De hier weergegeven connecteerlatten (3) en ganglatten (4) zijn voor de eenvoud allen identiek weergegeven en hebben hier een lengte gelegen tussen 45 cm en 55 cm. De breedte is gelegen tussen 5 mm en 20 mm en de hoogte is +/- 5 cm. Met behulp van deze connecteerlatten (3) en ganglatten (4) worden onder andere twee opeenvolgende hoofdlatten (2), die zich evenwijdig naast elkaar uitstrekken en niet in eikaars verlengde liggen, verbonden met elkaar en worden hokjes gevormd van +/-50 cm op +/- 50 cm. De connecteerlatten (3) en ganglatten (4) wisselen elkaar af. Op het uiteinde van de hoofdlatten (2) bevinden zich de verlenglatten (8). Zo worden twee dergelijke hoofdlatten (2) verbonden met elkaar met behulp van 5 connecteerlatten (3) en 2 verlenglatten (8) of met behulp van 7 ganglatten (4) en worden zo 6 genoemde hokjes gevormd.

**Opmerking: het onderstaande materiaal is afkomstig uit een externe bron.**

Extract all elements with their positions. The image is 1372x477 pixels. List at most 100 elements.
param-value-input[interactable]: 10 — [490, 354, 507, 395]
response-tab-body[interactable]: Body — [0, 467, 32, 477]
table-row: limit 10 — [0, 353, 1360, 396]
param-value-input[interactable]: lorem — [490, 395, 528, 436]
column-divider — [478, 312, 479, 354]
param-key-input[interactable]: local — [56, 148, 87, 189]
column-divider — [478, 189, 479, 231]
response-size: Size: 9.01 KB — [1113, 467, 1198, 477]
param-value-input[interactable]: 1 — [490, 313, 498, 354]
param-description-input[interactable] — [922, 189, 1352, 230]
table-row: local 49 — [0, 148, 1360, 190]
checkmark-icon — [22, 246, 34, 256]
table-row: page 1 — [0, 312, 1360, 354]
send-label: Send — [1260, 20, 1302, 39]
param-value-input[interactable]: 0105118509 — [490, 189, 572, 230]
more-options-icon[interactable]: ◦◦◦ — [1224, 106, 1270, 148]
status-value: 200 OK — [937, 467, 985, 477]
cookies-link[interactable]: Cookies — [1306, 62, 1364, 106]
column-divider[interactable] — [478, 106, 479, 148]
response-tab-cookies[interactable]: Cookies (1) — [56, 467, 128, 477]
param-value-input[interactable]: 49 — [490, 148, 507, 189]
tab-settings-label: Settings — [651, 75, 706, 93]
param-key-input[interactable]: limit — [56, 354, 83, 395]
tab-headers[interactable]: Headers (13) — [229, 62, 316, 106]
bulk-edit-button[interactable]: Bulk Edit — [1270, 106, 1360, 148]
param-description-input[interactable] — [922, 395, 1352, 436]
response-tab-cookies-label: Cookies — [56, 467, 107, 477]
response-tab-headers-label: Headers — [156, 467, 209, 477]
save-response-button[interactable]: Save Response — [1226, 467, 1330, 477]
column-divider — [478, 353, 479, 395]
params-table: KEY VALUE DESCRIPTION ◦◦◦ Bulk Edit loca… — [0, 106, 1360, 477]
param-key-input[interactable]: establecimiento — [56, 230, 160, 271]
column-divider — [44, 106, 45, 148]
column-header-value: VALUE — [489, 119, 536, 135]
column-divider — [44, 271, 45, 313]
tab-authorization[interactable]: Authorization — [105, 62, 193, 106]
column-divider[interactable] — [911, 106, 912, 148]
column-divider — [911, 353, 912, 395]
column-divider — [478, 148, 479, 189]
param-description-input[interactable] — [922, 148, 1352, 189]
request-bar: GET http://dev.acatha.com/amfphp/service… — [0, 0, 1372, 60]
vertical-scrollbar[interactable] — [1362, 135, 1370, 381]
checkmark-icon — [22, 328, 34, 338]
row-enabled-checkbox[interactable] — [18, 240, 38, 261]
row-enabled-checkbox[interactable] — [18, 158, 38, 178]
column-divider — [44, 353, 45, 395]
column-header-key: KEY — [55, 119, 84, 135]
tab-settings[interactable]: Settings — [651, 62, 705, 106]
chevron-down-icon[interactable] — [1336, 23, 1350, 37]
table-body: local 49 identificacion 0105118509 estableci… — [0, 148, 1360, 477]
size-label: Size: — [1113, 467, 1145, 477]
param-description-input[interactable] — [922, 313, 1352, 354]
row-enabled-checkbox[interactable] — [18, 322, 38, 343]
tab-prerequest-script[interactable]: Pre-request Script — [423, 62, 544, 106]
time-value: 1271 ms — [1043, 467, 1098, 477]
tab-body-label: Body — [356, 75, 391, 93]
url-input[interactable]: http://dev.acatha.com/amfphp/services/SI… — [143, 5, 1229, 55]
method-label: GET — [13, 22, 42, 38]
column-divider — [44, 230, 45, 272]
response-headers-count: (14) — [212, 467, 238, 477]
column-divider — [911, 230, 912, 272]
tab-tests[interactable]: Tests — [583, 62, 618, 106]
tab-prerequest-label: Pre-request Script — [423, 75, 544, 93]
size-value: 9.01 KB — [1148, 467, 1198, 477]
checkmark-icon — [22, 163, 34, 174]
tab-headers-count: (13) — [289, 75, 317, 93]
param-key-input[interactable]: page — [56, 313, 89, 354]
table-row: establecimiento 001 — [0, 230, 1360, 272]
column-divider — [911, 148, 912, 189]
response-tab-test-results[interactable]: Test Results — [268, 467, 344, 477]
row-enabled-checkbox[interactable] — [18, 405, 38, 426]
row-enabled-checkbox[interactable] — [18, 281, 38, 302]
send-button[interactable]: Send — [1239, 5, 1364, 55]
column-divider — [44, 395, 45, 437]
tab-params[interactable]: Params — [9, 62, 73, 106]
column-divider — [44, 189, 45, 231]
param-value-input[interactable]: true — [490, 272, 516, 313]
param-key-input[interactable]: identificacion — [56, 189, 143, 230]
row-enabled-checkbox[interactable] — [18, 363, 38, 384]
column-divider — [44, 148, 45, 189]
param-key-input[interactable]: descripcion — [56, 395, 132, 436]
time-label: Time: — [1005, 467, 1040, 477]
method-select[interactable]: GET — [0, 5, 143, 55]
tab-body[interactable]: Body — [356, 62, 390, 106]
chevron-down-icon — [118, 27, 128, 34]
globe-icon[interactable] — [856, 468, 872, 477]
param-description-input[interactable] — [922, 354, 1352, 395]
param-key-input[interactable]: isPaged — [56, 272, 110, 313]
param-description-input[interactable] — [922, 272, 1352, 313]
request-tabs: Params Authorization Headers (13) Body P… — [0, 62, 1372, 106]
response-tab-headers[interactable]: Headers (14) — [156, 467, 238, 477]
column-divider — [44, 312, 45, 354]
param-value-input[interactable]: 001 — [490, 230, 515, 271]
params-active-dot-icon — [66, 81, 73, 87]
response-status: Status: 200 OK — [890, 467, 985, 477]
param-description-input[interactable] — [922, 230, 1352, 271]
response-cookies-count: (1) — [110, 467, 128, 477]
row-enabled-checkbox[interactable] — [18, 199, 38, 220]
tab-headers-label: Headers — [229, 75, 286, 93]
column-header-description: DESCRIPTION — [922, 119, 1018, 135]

Deze connecteerlatten (3) omvatten ter hoogte van beiden uiteinden, gezien volgens hun lengterichting, een gleuf (6) die uitmondt in het ondervlak van de connecteerlat (3). Connecteerlatten (3) kan men hierdoor eenvoudig schuiven op de hoofdlatten (2). Eventueel kunnen bepaalde ganglatten (4) langer worden uitgevoerd. Deze langere ganglatten zijn bij voorkeur allen identiek aan elkaar en hebben dezelfde hoogte en breedte als de andere ganglatten (4), maar zijn ietwat langer dan de andere ganglatten (4). Ze hebben een lengte gelegen tussen 65 cm en 75 cm. Deze langere ganglatten worden ook gebruikt om twee opeenvolgende hoofdlatten (2), die zich evenwijdig naast elkaar uitstrekken en niet in eikaars verlengde liggen, te verbinden met elkaar en hokjes te vormen van +/- 50 cm op +/- 70 cm. Nadat de latten (2, 3, 4, 8) met elkaar verbonden zijn, kan men één of meerdere langere ganglatten wegnemen om zo een gang te creëren tussen twee hoofdlatten (2). Deze gang kan men dan bijvoorbeeld betreden met een kruiwagen om zo eenvoudig het rooster te kunnen opvullen met zandcement. Deze langere ganglatten verbindt men daarna terug met zijn hoofdlatten (2) om ook zandcement aan te brengen in het rooster ter hoogte van deze ganglatten. Het is ook mogelijk om planken te plaatsen op het gevormde rooster waarop een kruiwagen verplaatsbaar is om zandcement aan te brengen in het rooster.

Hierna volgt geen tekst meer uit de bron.